As more and more wine today is sold on the basis of its performance in large comparative tastings, there is a natural pressure to make wines that will stand out in these rather artificial circumstances. It is just so easy for a taster to
fall for the most concentrated, most powerful wines – especially as these tend to overwhelm any more subtle wine tasted alongside. I strongly believe that this is factor in the increasing alcohol levels of wine around the world.

But many of us have the experience of comparing which wines get highest points in a tasting with the ones that are chosen to drink with a meal afterwards – easy to measure by the speed with which different bottles are emptied. There is frequently a lack of correlation since tasting is such a very different activity from drinking.

Which brings me to my next hobby horse. Am I mistaken or is wine's purpose to be drunk? More and more I find wines are so strong that I can only sip them if I am to avoid a terrible hangover. But what I enjoy about wine is its taste, with food. I want more mouthfuls of the stuff, not fewer. Stronger wine means less of it – not something that pleases me, anyway.

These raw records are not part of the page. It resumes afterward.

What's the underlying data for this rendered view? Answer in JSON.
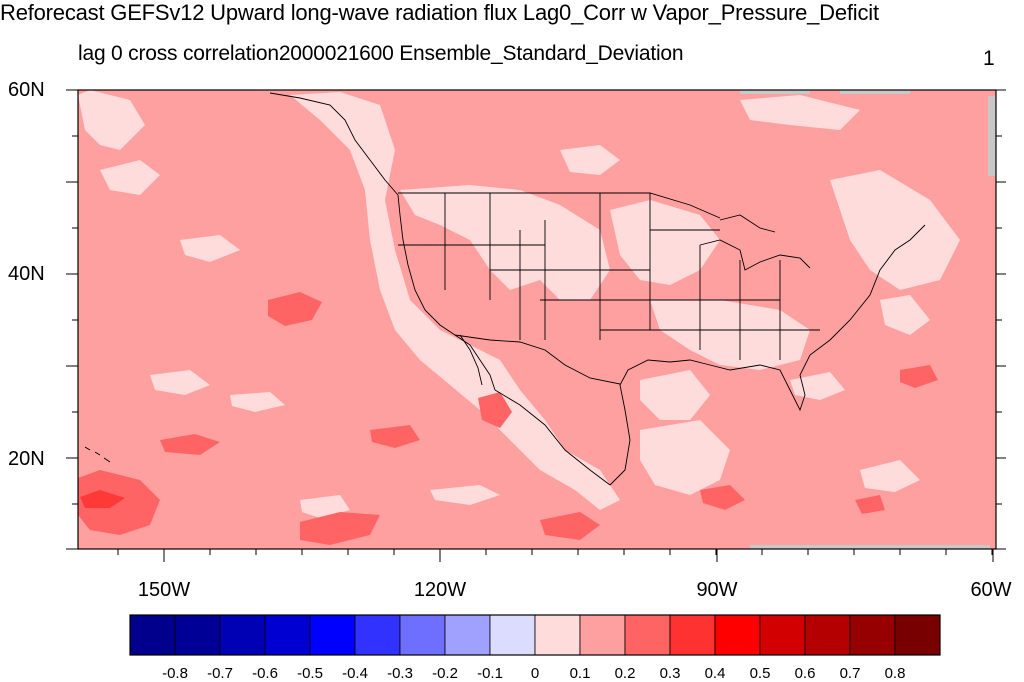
{
  "title": "Reforecast GEFSv12 Upward long-wave radiation flux Lag0_Corr w Vapor_Pressure_Deficit",
  "subtitle": "lag 0 cross correlation2000021600 Ensemble_Standard_Deviation",
  "corner_label": "1",
  "map": {
    "lat_labels": [
      "60N",
      "40N",
      "20N"
    ],
    "lon_labels": [
      "150W",
      "120W",
      "90W",
      "60W"
    ],
    "field_colors": {
      "background_band": "#ffa0a0",
      "weak_positive": "#ffdcdc",
      "moderate_positive": "#ff6464",
      "strong_positive": "#ff3838",
      "missing": "#c8c8c8"
    }
  },
  "colorbar": {
    "labels": [
      "-0.8",
      "-0.7",
      "-0.6",
      "-0.5",
      "-0.4",
      "-0.3",
      "-0.2",
      "-0.1",
      "0",
      "0.1",
      "0.2",
      "0.3",
      "0.4",
      "0.5",
      "0.6",
      "0.7",
      "0.8"
    ],
    "colors": [
      "#00008c",
      "#000096",
      "#0000b4",
      "#0000d2",
      "#0000ff",
      "#3232ff",
      "#6e6eff",
      "#a0a0ff",
      "#dcdcff",
      "#ffdcdc",
      "#ffa0a0",
      "#ff6464",
      "#ff3232",
      "#ff0000",
      "#d20000",
      "#b40000",
      "#960000",
      "#780000"
    ]
  }
}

So what is to be done? Is there any way of slowing grapes' accumulation of sugar in high temperatures to allow physiological ripening more of a chance to be concurrent?

I have never claimed any practical expertise as a vine-grower or winemaker. My role is entirely parasitical. But I am not the only one to wonder whether the fashion for smaller and smaller crop levels is not partly to blame. The fewer grapes a vine is required to ripen, the faster it will ripen them. Perhaps the current vogue for crop-thinning, simply hacking off bunches halfway through the season, may have gone too far?

Winemaker Greg La Follette and, especially, viticulturist Greg Bjornstad, experienced consultants now working together at Tandem Winery in Sonoma, have focussed on this particular problem. They suggest that the key, in warm regions where irrigation is allowed, is to withhold water, and dramatically
reduce fertilisers, in the early part of the growing season. The purpose is to trick the vine into using available carbohydrates not into the easy, default position of growing vegetation but into the more taxing business of building phenolics (which happens in a much narrower, lower temperature range than accumulating sugar) as early as possible. They also argue that this mild water deficit early on encourages fewer and smaller berries per cluster, which has been shown to result in better quality wine.

There is clearly a need for yet more work on this, and I suspect the need will become more pressing as we experience more and more exceptionally hot summers.